Bernhard Dreymann (1788-1857) geboren in Westfalen, kreeg zijn opleiding om orgelbouwer te worden van zijn vader Johann Hermann Dreymann (1759-1833). In 1821 kwam hij naar Mainz en werkte voor de werkplaats van orgelmaker Franz Xaver Ripple, die in 1808 was overleden. In 1823 nam hij de werkplaats en het klantenbestand over van Ripple’s weduwe. In de daaropvolgende jaren verwierf hij een uitstekende reputatie als orgelbouwer omdat hij de tradities van zijn vak wist te combineren met de nieuw opkomende, romantische klankesthetiek. Hij creëerde belangrijke instrumenten in de regio, bijvoorbeeld in Mainz/Sankt Ignaz, Beerfelden/Odenwald, Dudenhofen, Eich/Rheinhessen of Bad Homburg-Ober-Erlenbach, maar was ook actief in het buitenland. Hij bouwde het orgel van de paleiskapel (1840) en het orgel van de Notre Dame aux Riches Claires (1846) in Brussel, evenals het orgel van de protestantse kerk (1846) in Antwerpen. In 1855 nam zijn zoon Hermann Dreymann het orgelatelier over, waarin hij actief bleef. In 1857 raakte Dreymann gewond bij het bouwen van een orgel in de parochiekerk St. Andrè zu Fenain in Noord-Frankrijk en overleed aan een daaropvolgende bloedvergiftiging. Vader en zoon Dreymann bouwden in totaal zo’n 70 orgels.

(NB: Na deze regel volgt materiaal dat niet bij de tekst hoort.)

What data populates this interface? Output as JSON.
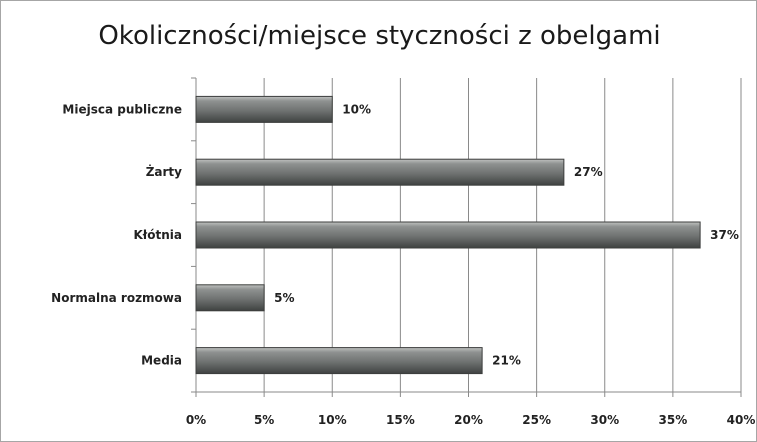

Daniel Beckmann (°1980) de organist van de kathedraal van Mainz, studeerde katholieke kerkmuziek en orgel aan de Hochschule für Musik Detmold, waar hij alle graden (kerkmuziek A, artistieke graad en concertgraad) met onderscheiding behaalde. In 2005 ontving hij een beurs onder sponsoring van de Deutscher Musikrat en werd gepromoveerd in de Bundesauswahl Junger Künstler. In 2009 ontving hij de hoogste onderscheiding op de Internationale orgelwedstrijd in Saint-Maurice in Zwitserland. Van 2006 tot 2010 werkte hij als decaan kerkmusicus van het rooms-katholiek aartsbisdom Paderborn en in 2010 werd hij de opvolger van Albert Schönberger (°1949) uit Augsburg, als organist van de kathedraal van Mainz.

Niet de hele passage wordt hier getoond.